Before we consider the connectivity infrastructure required to support this version of the Metaverse, it’s worth reflecting on our track record for underestimating future technology needs.
In 1943, President of IBM, Thomas J Watson predicted “a world market for maybe five computers”, in 1981, the inventor of the mobile phone Marty Cooper stated that “Mobile phones will absolutely never replace the wired telephone”, and in 2005 Steve Chen, founder of YouTube, expressing doubts about the company’s viability, saying “I don’t know… there just aren’t that many videos I want to watch.”
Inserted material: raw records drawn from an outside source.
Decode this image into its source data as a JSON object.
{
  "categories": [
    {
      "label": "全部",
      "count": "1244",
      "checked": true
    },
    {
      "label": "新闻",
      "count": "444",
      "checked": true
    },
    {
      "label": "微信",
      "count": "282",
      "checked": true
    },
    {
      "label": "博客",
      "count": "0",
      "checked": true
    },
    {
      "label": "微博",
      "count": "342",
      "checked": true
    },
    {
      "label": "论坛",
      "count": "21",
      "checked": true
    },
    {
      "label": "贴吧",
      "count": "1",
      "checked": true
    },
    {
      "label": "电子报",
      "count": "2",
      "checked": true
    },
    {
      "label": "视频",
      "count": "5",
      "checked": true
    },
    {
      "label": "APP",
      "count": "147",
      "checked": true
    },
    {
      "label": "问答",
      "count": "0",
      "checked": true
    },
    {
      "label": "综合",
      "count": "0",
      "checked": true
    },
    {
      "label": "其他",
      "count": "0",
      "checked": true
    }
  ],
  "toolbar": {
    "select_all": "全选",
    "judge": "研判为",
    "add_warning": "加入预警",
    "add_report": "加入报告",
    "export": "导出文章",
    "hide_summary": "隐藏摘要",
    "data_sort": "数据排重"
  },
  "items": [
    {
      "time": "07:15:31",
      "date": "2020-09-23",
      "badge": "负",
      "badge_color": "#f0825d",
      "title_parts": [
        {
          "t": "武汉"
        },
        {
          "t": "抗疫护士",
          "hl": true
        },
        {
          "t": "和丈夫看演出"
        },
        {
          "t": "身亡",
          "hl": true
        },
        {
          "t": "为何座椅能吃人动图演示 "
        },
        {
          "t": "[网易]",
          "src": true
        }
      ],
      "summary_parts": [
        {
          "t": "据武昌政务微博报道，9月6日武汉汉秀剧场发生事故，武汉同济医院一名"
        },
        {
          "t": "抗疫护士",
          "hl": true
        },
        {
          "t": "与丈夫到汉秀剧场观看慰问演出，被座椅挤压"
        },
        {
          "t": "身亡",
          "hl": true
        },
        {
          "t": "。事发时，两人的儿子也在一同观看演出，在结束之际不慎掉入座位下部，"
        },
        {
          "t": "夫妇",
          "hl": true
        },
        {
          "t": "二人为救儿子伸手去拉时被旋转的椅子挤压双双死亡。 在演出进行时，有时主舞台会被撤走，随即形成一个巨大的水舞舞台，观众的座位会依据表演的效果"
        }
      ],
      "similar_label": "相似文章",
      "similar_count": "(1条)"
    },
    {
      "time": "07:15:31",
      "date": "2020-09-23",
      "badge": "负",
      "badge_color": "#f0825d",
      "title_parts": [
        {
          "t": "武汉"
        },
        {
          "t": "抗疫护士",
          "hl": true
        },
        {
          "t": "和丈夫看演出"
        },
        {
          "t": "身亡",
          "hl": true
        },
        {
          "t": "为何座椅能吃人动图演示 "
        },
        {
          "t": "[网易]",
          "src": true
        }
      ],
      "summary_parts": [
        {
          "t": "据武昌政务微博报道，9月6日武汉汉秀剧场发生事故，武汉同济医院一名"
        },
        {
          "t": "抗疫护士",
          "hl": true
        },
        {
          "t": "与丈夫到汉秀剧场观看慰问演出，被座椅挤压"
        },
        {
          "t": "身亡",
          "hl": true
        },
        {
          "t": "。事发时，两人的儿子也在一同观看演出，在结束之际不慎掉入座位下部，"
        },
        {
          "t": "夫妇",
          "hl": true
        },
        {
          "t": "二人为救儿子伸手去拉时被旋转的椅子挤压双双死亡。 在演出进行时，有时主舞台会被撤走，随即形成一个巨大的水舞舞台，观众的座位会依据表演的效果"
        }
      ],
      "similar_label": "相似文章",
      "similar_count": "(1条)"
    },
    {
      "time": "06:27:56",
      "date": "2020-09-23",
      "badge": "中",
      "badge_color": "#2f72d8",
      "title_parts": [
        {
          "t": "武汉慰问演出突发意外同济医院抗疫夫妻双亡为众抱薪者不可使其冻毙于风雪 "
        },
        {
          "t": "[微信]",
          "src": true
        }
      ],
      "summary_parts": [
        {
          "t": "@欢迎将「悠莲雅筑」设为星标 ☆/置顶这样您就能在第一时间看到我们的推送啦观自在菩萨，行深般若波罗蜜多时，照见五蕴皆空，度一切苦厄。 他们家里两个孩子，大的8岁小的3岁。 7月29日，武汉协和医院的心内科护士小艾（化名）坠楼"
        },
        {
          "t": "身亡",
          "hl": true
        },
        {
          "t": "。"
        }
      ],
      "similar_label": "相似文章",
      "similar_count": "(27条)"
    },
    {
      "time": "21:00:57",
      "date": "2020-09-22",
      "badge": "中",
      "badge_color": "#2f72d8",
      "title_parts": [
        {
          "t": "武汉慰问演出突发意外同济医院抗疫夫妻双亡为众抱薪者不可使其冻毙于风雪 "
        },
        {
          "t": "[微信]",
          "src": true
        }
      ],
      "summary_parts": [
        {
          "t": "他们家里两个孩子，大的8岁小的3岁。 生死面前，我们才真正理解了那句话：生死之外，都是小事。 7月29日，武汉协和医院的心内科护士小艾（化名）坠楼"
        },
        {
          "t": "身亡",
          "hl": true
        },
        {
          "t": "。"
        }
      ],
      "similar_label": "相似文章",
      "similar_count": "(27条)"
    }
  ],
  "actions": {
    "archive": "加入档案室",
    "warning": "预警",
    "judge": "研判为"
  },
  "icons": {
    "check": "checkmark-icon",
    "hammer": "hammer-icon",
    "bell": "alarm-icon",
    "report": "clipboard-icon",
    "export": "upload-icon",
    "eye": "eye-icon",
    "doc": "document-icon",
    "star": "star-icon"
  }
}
While we can forgive Thomas, Marty and Steve (it is notoriously difficult to predict the future, so much so that Silicon Valley employs Futurists to do this exact thing) we should never underestimate the potential scale of new infrastructure required to run the Metaverse.
In a December 2021 opinion piece titled “Powering the Metaverse”, senior vice president and head of Intel's Accelerated Computing Systems and Graphics, Raja Koduri posited that “Truly persistent and immersive computing, at scale and accessible by billions of humans in real time” will require “a 1,000-times increase in computational efficiency from today’s state of the art.”
It is clear that a persistent, hyper-realistic, immersive, virtual world that allows planetwide interactions, in real-time will require significant improvements in latency, symmetrical bandwidth and overall network speeds.
UK broadband usage has increased significantly over the past couple of years, largely due to the increase in home working and video conferencing brought about by the Coronavirus pandemic, from 22,000 Petabytes in 2019, to 62,000 Petabytes in 2021.
But what impact will the Metaverse have? And what will this mean in terms of physical infrastructure? Will it require a complete overhaul of the internet? As a minimum it means full fibre broadband to every home. But does it also mean an edge data centre in every home? Or the proliferation of 5G or 6G networks with single digit millisecond latency?
Perhaps the Silicon Valley Futurists can tell us.